Merry Christmas all.


----------



## Kilvinsky (Jan 15, 2007)

*POLICE NAVIDAD!








*


----------



## kdk240 (Nov 7, 2002)

Merry Christmas to all. Let's pray that 2017 with be better year for all of us.


----------



## visible25 (Feb 7, 2012)

Twelve Days of Law Enforcement


On the first day of Christmas, dispatch gave to me a stalker stuck in a tree.

On the second day of Christmas, dispatch gave to me two stalled vehicles and a stalker stuck in a tree.

On the third day of Christmas, dispatch gave to me three drunk drivers, two stalled vehicles, and a stalker stuck in a tree.

On the fourth day of Christmas, dispatch gave to me four signs of wildlife, three drunk drivers, two stalled vehicles, and a stalker stuck in a tree.

On the fifth day of Christmas, dispatch gave to me FIVE DOMESTICS!!!, four signs of wildlife, three drunk drivers, two stalled vehicles, and a stalker stuck in a tree.

On the sixth day of Christmas, dispatch gave to me six barking dog calls, FIVE DOMESTICS!!!, four signs of wildlife, three drunk drivers, two stalled vehicles, and a stalker stuck in a tree.

On the seventh day of Christmas, dispatch gave to me seven accidents, six barking dog calls, FIVE DOMESTICS!!!, four signs of wildlife, three drunk drivers, two stalled vehicles, and a stalker stuck in a tree.

On the eighth day of Christmas, dispatch gave to me eight radio checks, seven accidents, six barking dog calls, FIVE DOMESTICS!!!, four signs of wildlife, three drunk drivers, two stalled vehicles, and a stalker stuck in a tree.

On the ninth day of Christmas, dispatch gave to me nine home invasions, eight radio checks, seven accidents, six barking dog calls, FIVE DOMESTICS!!!, four signs of wildlife, three drunk drivers, two stalled vehicles, and a stalker stuck in a tree.

On the tenth day of Christmas, dispatch gave to me ten noise complaints, nine home invasions, eight radio checks, seven accidents, six barking dog calls, FIVE DOMESTICS!!!, four signs of wildlife, three drunk drivers, two stalled vehicles, and a stalker stuck in a tree.

On the eleventh day of Christmas, dispatch gave to me eleven shots fired, ten noise complaints, nine home invasions, eight radio checks, seven accidents, six barking dog calls, FIVE DOMESTICS!!!, four signs of wildlife, three drunk drivers, two stalled vehicles, and a stalker stuck in a tree.

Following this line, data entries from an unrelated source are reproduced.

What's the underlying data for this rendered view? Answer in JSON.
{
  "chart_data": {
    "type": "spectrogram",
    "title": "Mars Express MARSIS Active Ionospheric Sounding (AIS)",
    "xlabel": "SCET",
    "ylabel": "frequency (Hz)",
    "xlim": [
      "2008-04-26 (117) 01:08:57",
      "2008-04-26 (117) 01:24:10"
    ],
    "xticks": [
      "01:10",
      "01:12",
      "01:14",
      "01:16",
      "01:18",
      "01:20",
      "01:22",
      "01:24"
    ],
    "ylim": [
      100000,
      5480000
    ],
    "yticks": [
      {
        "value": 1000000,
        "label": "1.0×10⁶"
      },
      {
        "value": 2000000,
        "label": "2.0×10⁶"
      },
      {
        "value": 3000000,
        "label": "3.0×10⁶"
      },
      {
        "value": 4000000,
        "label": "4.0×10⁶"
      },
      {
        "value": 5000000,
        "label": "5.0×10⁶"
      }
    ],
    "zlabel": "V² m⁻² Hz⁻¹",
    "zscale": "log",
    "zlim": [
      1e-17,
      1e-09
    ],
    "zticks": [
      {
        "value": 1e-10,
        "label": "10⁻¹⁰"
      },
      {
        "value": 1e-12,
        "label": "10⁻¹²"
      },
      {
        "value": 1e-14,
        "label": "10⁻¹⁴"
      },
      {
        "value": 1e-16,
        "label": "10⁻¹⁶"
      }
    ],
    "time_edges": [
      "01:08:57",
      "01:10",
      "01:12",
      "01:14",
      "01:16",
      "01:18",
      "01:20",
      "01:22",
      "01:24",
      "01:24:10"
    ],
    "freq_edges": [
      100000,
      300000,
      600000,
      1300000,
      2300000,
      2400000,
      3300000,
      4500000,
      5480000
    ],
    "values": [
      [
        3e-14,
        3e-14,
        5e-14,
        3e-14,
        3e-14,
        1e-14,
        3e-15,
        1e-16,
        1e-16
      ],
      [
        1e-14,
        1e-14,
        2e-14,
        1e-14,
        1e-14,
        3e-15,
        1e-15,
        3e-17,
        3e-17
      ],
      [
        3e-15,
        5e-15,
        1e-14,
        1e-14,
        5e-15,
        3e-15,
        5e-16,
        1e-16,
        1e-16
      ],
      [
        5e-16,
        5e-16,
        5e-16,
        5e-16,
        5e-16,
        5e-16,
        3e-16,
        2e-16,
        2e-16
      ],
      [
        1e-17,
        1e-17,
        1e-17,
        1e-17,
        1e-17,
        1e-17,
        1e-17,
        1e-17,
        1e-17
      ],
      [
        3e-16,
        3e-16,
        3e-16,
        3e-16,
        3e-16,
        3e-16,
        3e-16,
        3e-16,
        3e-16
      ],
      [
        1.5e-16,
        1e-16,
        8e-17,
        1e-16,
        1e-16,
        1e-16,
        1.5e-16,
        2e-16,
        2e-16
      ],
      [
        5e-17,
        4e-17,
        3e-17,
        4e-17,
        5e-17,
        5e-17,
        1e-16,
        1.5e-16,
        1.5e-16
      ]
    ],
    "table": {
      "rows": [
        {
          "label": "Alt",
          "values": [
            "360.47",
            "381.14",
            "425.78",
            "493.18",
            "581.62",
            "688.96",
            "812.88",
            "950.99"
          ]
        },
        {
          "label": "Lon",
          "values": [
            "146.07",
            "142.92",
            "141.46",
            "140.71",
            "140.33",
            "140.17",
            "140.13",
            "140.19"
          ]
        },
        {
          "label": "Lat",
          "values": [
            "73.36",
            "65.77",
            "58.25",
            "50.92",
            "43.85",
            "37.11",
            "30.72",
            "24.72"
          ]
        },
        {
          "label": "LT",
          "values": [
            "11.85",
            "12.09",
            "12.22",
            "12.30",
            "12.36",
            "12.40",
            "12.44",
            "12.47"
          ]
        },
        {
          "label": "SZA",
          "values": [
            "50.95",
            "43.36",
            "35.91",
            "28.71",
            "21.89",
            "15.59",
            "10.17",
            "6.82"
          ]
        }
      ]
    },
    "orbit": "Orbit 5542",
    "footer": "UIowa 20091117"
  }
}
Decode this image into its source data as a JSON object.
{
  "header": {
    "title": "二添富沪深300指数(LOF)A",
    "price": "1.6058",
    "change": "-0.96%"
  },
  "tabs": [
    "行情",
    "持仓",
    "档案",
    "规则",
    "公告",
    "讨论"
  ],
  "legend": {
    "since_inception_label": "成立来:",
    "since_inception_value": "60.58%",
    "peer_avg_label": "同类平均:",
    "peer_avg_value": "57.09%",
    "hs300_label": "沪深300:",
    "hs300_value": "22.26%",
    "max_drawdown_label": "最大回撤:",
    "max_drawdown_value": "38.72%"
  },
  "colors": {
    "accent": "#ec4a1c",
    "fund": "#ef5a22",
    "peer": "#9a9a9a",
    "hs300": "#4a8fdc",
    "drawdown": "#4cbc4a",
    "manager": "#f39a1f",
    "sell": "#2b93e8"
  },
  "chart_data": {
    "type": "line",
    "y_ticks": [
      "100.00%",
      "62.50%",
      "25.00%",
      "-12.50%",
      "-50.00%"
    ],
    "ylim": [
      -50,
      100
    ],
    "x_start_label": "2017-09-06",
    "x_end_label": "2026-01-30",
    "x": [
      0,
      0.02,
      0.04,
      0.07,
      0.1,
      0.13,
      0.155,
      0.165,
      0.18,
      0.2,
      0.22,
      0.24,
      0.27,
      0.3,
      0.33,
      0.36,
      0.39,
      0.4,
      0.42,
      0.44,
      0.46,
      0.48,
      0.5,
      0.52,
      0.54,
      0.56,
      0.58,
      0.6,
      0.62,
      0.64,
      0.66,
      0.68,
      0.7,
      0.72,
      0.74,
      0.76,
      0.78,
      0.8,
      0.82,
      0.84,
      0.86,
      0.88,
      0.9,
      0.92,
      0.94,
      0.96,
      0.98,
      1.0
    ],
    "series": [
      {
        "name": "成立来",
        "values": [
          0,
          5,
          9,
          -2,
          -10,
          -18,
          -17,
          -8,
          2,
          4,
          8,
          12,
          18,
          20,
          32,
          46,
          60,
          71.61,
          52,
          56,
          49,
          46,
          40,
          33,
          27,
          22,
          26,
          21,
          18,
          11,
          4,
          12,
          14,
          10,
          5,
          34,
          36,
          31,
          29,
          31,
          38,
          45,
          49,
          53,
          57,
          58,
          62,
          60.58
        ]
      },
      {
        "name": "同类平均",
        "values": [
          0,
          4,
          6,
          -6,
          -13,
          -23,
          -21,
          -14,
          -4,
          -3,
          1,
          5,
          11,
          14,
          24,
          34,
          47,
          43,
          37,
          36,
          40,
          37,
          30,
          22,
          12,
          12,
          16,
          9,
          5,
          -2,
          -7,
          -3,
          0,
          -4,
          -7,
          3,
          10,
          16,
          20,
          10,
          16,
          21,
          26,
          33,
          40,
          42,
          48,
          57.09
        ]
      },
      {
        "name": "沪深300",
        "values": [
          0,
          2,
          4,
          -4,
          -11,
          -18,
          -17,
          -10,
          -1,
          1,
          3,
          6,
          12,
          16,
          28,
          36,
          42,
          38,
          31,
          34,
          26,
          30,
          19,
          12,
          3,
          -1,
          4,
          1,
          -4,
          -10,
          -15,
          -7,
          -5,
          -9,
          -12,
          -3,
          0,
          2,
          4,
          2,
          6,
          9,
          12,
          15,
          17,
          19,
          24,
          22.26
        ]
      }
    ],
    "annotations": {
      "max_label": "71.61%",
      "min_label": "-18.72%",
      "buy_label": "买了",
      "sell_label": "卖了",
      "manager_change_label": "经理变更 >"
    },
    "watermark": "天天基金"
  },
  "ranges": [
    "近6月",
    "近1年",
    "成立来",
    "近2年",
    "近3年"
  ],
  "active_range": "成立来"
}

On the twelfth day of Christmas, dispatch gave to me twelve alarm calls, eleven shots fired, ten noise complaints, nine home invasions, eight radio checks, seven accidents, six barking dog calls, FIVE DOMESTICS!!!, four signs of wildlife, three drunk drivers, two stalled vehicles, and a stalker stuck in a tree.


----------



## Kilvinsky (Jan 15, 2007)

I'm MY case, it would be 9 escorts, 11 lockouts. Otherwise, pretty accurate. LOL!

ok, only a couple of accidents and many of the wildlife calls would be either rats or homeless street bums.
That was classic though. LOVED IT!


----------



## HistoryHound (Aug 30, 2008)

Merry Christmas and Happy Hanukkah everyone! I hope Santa was good to you all.


----------



## Tuna (Jun 1, 2006)

Merry Christmas all, stay safe.


----------